The lure of Twenty20 leagues is not restricted to just established internationals, however, with the case of Nicolas Pooran, a 21-year-old Trinidadian wicketkeeper-batsman, a recent such example.

This slight but six-hitting left-hander, who was described by AB de Villiers as “a special talent that needs looking after” when the pair were Carribean Premier League team-mates, is currently indefinitely suspended from all domestic cricket after opting out of playing for the Leeward Islands last November in order to take up a deal in the Bangladesh Premier League.

Whether Pooran’s move was wise is up for debate but the heavy-handed response did little to embrace a stray sheep. And sure enough, the Mumbai Indians signed him for £35,000 last week in what is a golden opportunity for a young cricketer who knows how short a sportsman’s career can potentially be having battled back from serious injuries to both legs in a car crash two years ago.

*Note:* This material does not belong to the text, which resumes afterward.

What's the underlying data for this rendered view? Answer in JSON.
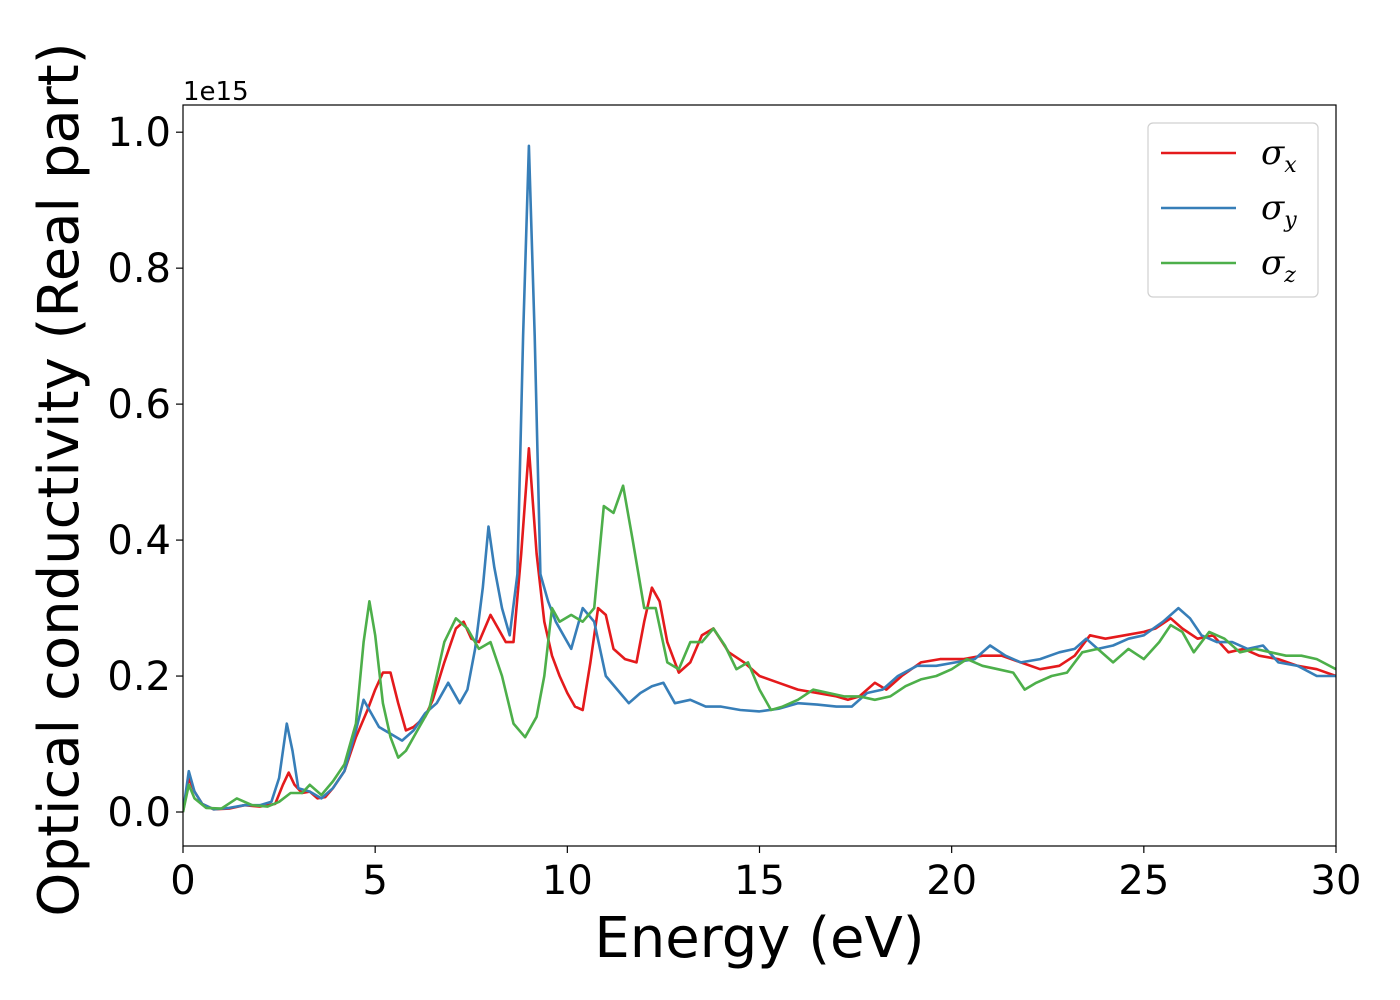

“These guys do want to play for West Indies,” says Eddie Tolchard, whose London-based agency, Insignia Sports, manages the careers of big beasts like Pollard, Sammy and Narine, as well as new-breed cricketers such as Pooran. “I think central, white-ball contracts could and would help some players but that’s not my call. I also appreciate there are budget and costs to work within and it wouldn’t be straightforward if it was considered. A large part would come down to rebuilding trust and some compromise from everyone.”

For most of last year’s World Twenty20 winners, too much water has likely already passed under the bridge. But Grave and Adams, who accept the global T20 leagues are not going away, are now actively exploring ways to keep the next generation in the West Indies fold for longer, including better scheduling, more time dedicated to career guidance and possibly splitting central contracts by formats.

Jason Holder
Jason Holder, the West Indies Test captain, raises his bat after hitting 103 to secure a draw during day five of the first Test between West Indies and England in 2015. Photograph: Michael Steele/Getty Images

“The outstanding issue now is player-eligibility,” said Adams in an interview published by ESPNCricinfo on Tuesday. “I’m encouraged by the fact that most, if not all parties are in agreement that what is in place now is not sustainable and might not be helping our cricket in the short or long term.

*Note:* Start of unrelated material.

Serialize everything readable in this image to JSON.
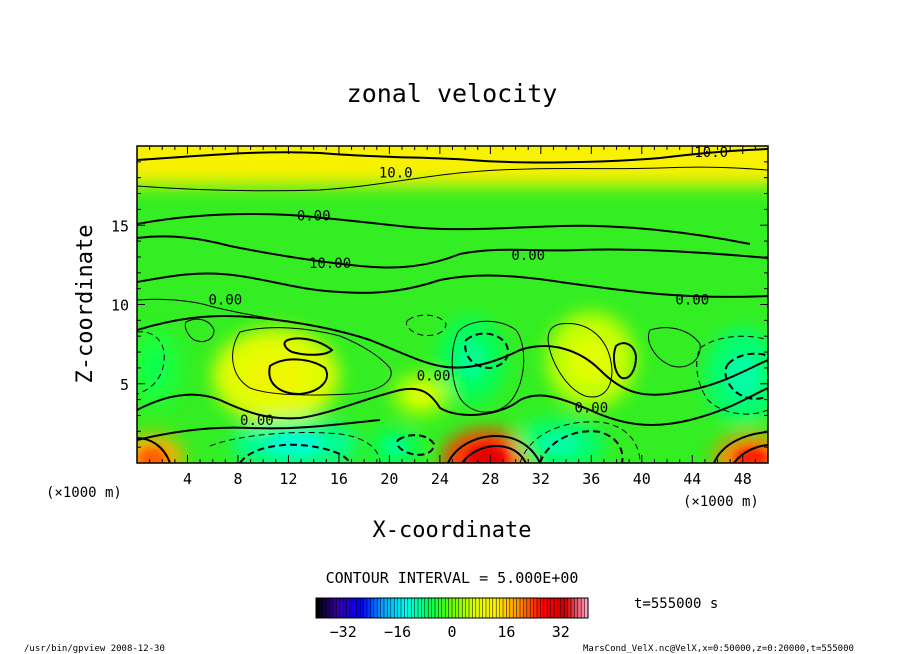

“I’m pretty realistic about where we’re at. Our standards aren’t good enough across the board and it’s reflected in the cricket that we play. But we have the raw materials; we have good young players. What we need is a system that can take this raw talent and convert it into an international product that’s world class.”

With the words from the new administrators more conciliatory than has previously been the case, there is now some hope that a stormy period for player relations in the Caribbean may yet be met by some clearer skies.